Arieh Saposnik quote
Arieh Saposnik
Center Director Arieh Saposnik believes that providing an academic framework will make discussion of the issues related to Israel less contentious.

Furthering Cross-Cultural Understanding

The Younes and Soraya Nazarian Center for Israel Studies
UCLA has long stressed the importance of learning about cultures around the world and how to thrive in a global arena. The university’s International Institute is home to 18 centers, each focused on a particular region. The newest one was added to deepen students’ and the community’s understanding of Israel and the complex issues related to that nation. It is the first full-fledged center of its kind on the West Coast and one of only three in the nation.

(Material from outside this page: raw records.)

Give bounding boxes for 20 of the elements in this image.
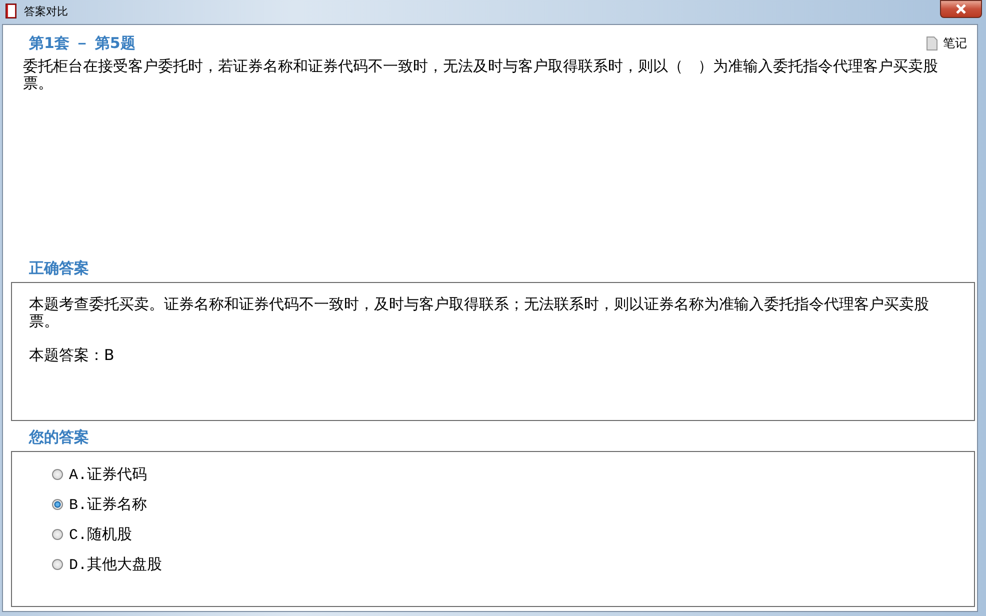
radio-button[interactable]	[52, 469, 63, 480]
section-heading: 正确答案	[28, 259, 90, 279]
close-button[interactable]	[940, 0, 982, 18]
question-heading: 第1套 － 第5题	[29, 34, 136, 53]
option-label[interactable]: A.证券代码	[69, 465, 148, 484]
answer-text: 本题答案：B	[29, 347, 116, 364]
section-heading: 您的答案	[28, 427, 90, 448]
radio-button[interactable]	[52, 529, 63, 540]
window-title: 答案对比	[24, 4, 68, 18]
option-label[interactable]: D.其他大盘股	[69, 555, 162, 574]
book-icon	[4, 3, 18, 19]
option-label[interactable]: C.随机股	[69, 525, 132, 544]
radio-button[interactable]	[52, 559, 63, 570]
document-icon	[926, 36, 938, 51]
radio-button[interactable]	[52, 499, 63, 510]
option-label[interactable]: B.证券名称	[69, 495, 148, 514]
question-text: 委托柜台在接受客户委托时，若证券名称和证券代码不一致时，无法及时与客户取得联系时，则以（ ）为准输入委托指令代理客户买卖股票。	[22, 56, 939, 94]
notes-button[interactable]: 笔记	[926, 35, 967, 52]
close-icon	[954, 3, 968, 15]
explanation-text: 本题考查委托买卖。证券名称和证券代码不一致时，及时与客户取得联系；无法联系时，则以证券名称为准输入委托指令代理客户买卖股票。	[29, 296, 930, 330]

This is particularly important since Los Angeles is home to the nation’s second-largest Jewish and Israeli communities. UCLA is strategically positioned to broaden knowledge and understanding of Israel’s history, religion, arts and culture.

The Younes and Soraya Nazarian Center for Israel Studies was made possible by a generous endowment from the Nazarians. The gift enabled the Israel Studies program - which the Nazarians’ daughter, Dr. Sharon Baradaran, helped establish in 2005 - to deepen its academic presence, expanding its offerings in scholarship, teaching, research and public education.

“Our goal is to bring the leading scholars in this field together to collaborate in the most innovative research,” says Arieh Saposnik, center director.

The Nazarians came to Los Angeles in 1979, fleeing the violence leading up to the Iranian Revolution, fearing they would be targeted for their ties to Israel. They arrived with four children, a few suitcases and a burning determination to succeed.

The Y & S Nazarian Family Foundation has given a total of $5 million to advance the study and understanding of Israel at UCLA.

“Because discourse on Israel is often contentious, gaining an unbiased view can be difficult,” says Saposnik. But the Nazarian Center welcomes diverse perspectives and is committed to rigorous scholarship. “Intellectual integrity is vital to fostering a different kind of discourse,” he says. “Studying the history and culture can help to create hope for a different future.”